NBCC has more than 52,000 certified counselors, in the U.S. and more than 40 countries.[citation needed] Its examinations for professional counselors are used by all 50 states, the District of Columbia and Puerto Rico to accredit counselors on a state level.[1]

History[edit]

NBCC was created in 1982. NBCC's primary mission is to promote counseling through quality certification programs. Given the dedication to excellence, NBCC pursued accreditation in October 1985 by the National Commission for Certifying Agencies (NCCA), an independent, national regulatory organization that monitors the credentialing processes of its member agencies.

Certifications[edit]

The certification program recognizes counselors who have met predetermined standards in their training, experience and performance on the National Counselor Examination for Licensure and Certification (NCE).

National Certified Counselor (NCC)[edit]

NBCC's flagship certification is the National Certified Counselor (NCC). There are currently over 52,000 NCCs in the U.S. and many other countries.

The requirements include:

  • A graduate degree in counseling (or one with a major in counseling) from a regionally accredited college or university,
  • At least 48 semester hours of graduate-level coursework, including least one course in each of nine specified areas,
  • At least 3,000 hours of post-Master's counseling experience in an applied setting over a minimum of 24 months, 100 of which must be supervised by a qualified supervisor.
  • A passing score on the associated National Counselor Exam (NCE).

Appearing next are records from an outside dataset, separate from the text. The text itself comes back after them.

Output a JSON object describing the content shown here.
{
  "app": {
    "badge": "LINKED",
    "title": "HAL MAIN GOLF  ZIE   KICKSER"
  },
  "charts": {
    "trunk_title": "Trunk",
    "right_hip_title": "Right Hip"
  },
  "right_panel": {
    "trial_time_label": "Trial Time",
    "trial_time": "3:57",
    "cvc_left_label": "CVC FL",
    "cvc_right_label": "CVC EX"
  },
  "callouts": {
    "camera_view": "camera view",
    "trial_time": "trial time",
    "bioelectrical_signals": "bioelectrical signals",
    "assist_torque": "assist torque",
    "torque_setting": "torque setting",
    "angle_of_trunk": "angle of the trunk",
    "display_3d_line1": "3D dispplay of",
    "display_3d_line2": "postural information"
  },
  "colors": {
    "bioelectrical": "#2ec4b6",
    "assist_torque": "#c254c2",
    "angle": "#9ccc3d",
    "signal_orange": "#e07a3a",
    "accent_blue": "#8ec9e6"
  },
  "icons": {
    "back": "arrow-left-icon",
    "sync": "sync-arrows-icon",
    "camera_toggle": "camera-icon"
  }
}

The NCC is a voluntary certification and is not required for supervised or independent practice, it identifies counselors who have voluntarily sought and met established professional standards. It is not, however, a substitute for state-mandated licensure. Many states use the NCE examination as part of their licensing requirements, which may provide license portability for counselors who wish to practice in more than one state.

Specialty certifications[edit]

In addition to the NCC, the NBCC also administers three specialty certifications, each requiring the NCC credential as a prerequisite or co-requisite, specialized graduate-level coursework, and passing of an examination in the specialty area.

  • Certified Clinical Mental Health Counselor (CCMHC)
  • Master Addictions Counselor (MAC)
  • National Certified School Counselor (NCSC)

Two other specialty credentials, the National Certified Career Counselor (NCCC) and the National Certified Gerontological Counselor(NCGC)were retired. There are several hundred counselors who hold these credentials, but they are no longer offered to new applicants.

References[edit]

  • Clawson, T. W., Henderson, D. A., & Schweiger, W. K. (2004). Counselor Preparation (11th ed.). New York: Brunner-Routledge.
  • Sweeney, T. J. (1995). Accreditation, credentialing, professionalization: The role of specialties. Journal of Counseling and Development, 74, 117–126.
  • National Board for Certified Counselors, http://www.nbcc.org
  1. ^ "About NBCC". Retrieved 2011-11-21.